Alunan syahdu suara Once mendendangkan Dealova tiba-tiba terdengar dari hp Ratna. Dengan tergesa Ratna mengangkat hp itu.
“Iya Pa, mama akan segera pulang,” ucap Ratna dengan suara ketakutan. Kulihat wajahnya yang gusar.
“Maaf ya May. Suamiku sudah menelepon. Aku harus pulang.”
“Pulanglah. Aku akan baik-baik saja.” Dengan terburu Ratna meninggalkanku. Sudah berkali kulihat ekspresi wajahnya yang ketakutan ketika suaminya menelepon. “Ratna, aku tahu kamu menyembunyikan sesuatu dariku. Jadi mana mungkin aku menambah bebanmu,” gumamku lirih.

***
Rintik hujan masih terdengar satu-satu. Pikiranku sedang berlayar ke samudra kehidupan. Ratna, teman baikku yang tangguh. Dia tak pernah mengeluh dan menyampaikan masalah dalam rumah tangganya dan aku sendiri menyimpulkan ada yang telah disembunyikannya dariku. Aku tak berusaha memaksanya bercerita. Sedangkan untuk diriku sendiri, telah kuputuskan dengan perenungan yang mendalam. Aku harus melewati semua ini. Aku harus tetap bekerja demi memenuhi kebutuhanku. Beruntung Hans tak mengusirku dari rumah ini. Aku masih bisa menempatinya.

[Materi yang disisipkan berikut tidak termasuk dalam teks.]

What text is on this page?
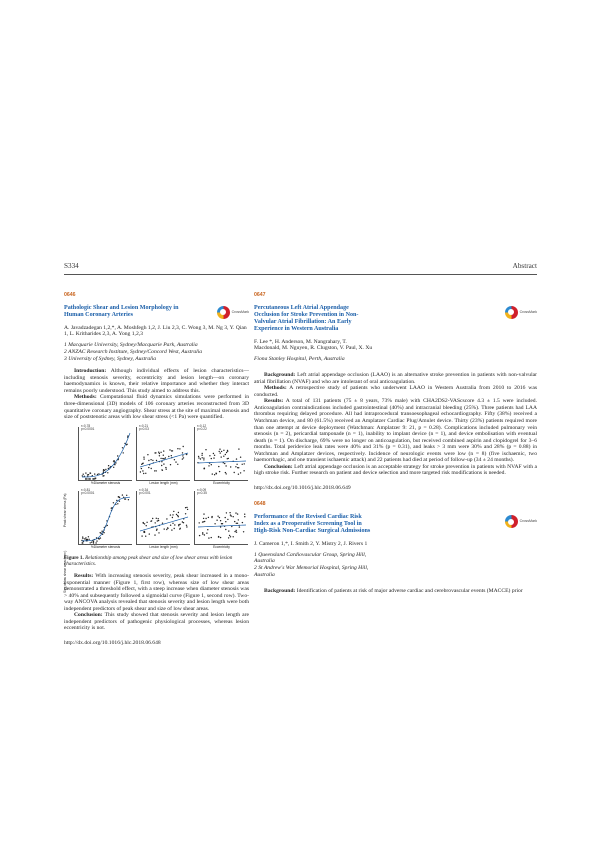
S334	Abstract
0646
Pathologic Shear and Lesion Morphology in Human Coronary Arteries	CrossMark
A. Javadzadegan 1,2,*, A. Moshfegh 1,2, J. Liu 2,3, C. Wong 3, M. Ng 3, Y. Qian 1, L. Kritharides 2,3, A. Yong 1,2,3
1 Macquarie University, Sydney/Macquarie Park, Australia
2 ANZAC Research Institute, Sydney/Concord West, Australia
3 University of Sydney, Sydney, Australia
Introduction: Although individual effects of lesion characteristics—including stenosis severity, eccentricity and lesion length—on coronary haemodynamics is known, their relative importance and whether they interact remains poorly understood. This study aimed to address this.
Methods: Computational fluid dynamics simulations were performed in three-dimensional (3D) models of 106 coronary arteries reconstructed from 3D quantitative coronary angiography. Shear stress at the site of maximal stenosis and size of poststenotic areas with low shear stress (<1 Pa) were quantified.
Peak shear stress (Pa)
Size of low shear area (mm²)
r=0.78
p<0.0001
%Diameter stenosis
r=0.21
p=0.03
Lesion length (mm)
r=0.12
p=0.22
Eccentricity
r=0.81
p<0.0001
%Diameter stenosis
r=0.34
p=0.001
Lesion length (mm)
r=0.09
p=0.35
Eccentricity
Figure 1. Relationship among peak shear and size of low shear areas with lesion characteristics.
Results: With increasing stenosis severity, peak shear increased in a mono-exponential manner (Figure 1, first row), whereas size of low shear areas demonstrated a threshold effect, with a steep increase when diameter stenosis was > 40% and subsequently followed a sigmoidal curve (Figure 1, second row). Two-way ANCOVA analysis revealed that stenosis severity and lesion length were both independent predictors of peak shear and size of low shear areas.
Conclusion: This study showed that stenosis severity and lesion length are independent predictors of pathogenic physiological processes, whereas lesion eccentricity is not.
http://dx.doi.org/10.1016/j.hlc.2018.06.648
0647
Percutaneous Left Atrial Appendage Occlusion for Stroke Prevention in Non-Valvular Atrial Fibrillation: An Early Experience in Western Australia
CrossMark
F. Lee *, H. Anderson, M. Nangrahary, T. Macdonald, M. Nguyen, R. Clugston, V. Paul, X. Xu
Fiona Stanley Hospital, Perth, Australia
Background: Left atrial appendage occlusion (LAAO) is an alternative stroke prevention in patients with non-valvular atrial fibrillation (NVAF) and who are intolerant of oral anticoagulation.
Methods: A retrospective study of patients who underwent LAAO in Western Australia from 2010 to 2016 was conducted.
Results: A total of 131 patients (75 ± 8 years, 73% male) with CHA2DS2-VAScscore 4.3 ± 1.5 were included. Anticoagulation contraindications included gastrointestinal (40%) and intracranial bleeding (25%). Three patients had LAA thrombus requiring delayed procedure. All had intraprocedural transoesophageal echocardiography. Fifty (38%) received a Watchman device, and 80 (61.5%) received an Amplatzer Cardiac Plug/Amulet device. Thirty (23%) patients required more than one attempt at device deployment (Watchman: Amplatzer 9: 21, p = 0.28). Complications included pulmonary vein stenosis (n = 2), pericardial tamponade (n = 1), inability to implant device (n = 1), and device embolisation with eventual death (n = 1). On discharge, 69% were no longer on anticoagulation, but received combined aspirin and clopidogrel for 3–6 months. Total peridevice leak rates were 40% and 31% (p = 0.31), and leaks > 3 mm were 30% and 28% (p = 0.88) in Watchman and Amplatzer devices, respectively. Incidence of neurologic events were low (n = 8) (five ischaemic, two haemorrhagic, and one transient ischaemic attack) and 22 patients had died at period of follow-up (34 ± 24 months).
Conclusion: Left atrial appendage occlusion is an acceptable strategy for stroke prevention in patients with NVAF with a high stroke risk. Further research on patient and device selection and more targeted risk modifications is needed.
http://dx.doi.org/10.1016/j.hlc.2018.06.649
0648
Performance of the Revised Cardiac Risk Index as a Preoperative Screening Tool in High-Risk Non-Cardiac Surgical Admissions
CrossMark
J. Cameron 1,*, I. Smith 2, Y. Mistry 2, J. Rivers 1
1 Queensland Cardiovascular Group, Spring Hill, Australia
2 St Andrew's War Memorial Hospital, Spring Hill, Australia
Background: Identification of patients at risk of major adverse cardiac and cerebrovascular events (MACCE) prior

“Bu, ini tehnya.” Wanita paruh baya menghampiriku. Bi Surti. Dia akan menjadi kakiku dan mengantar ke mana pun aku pergi. “Tak ada yang tak berarti dalam hidup ini. Selama kita memberinya arti walau pahit sekalipun,” tulisku di sebuah jejaring sosial.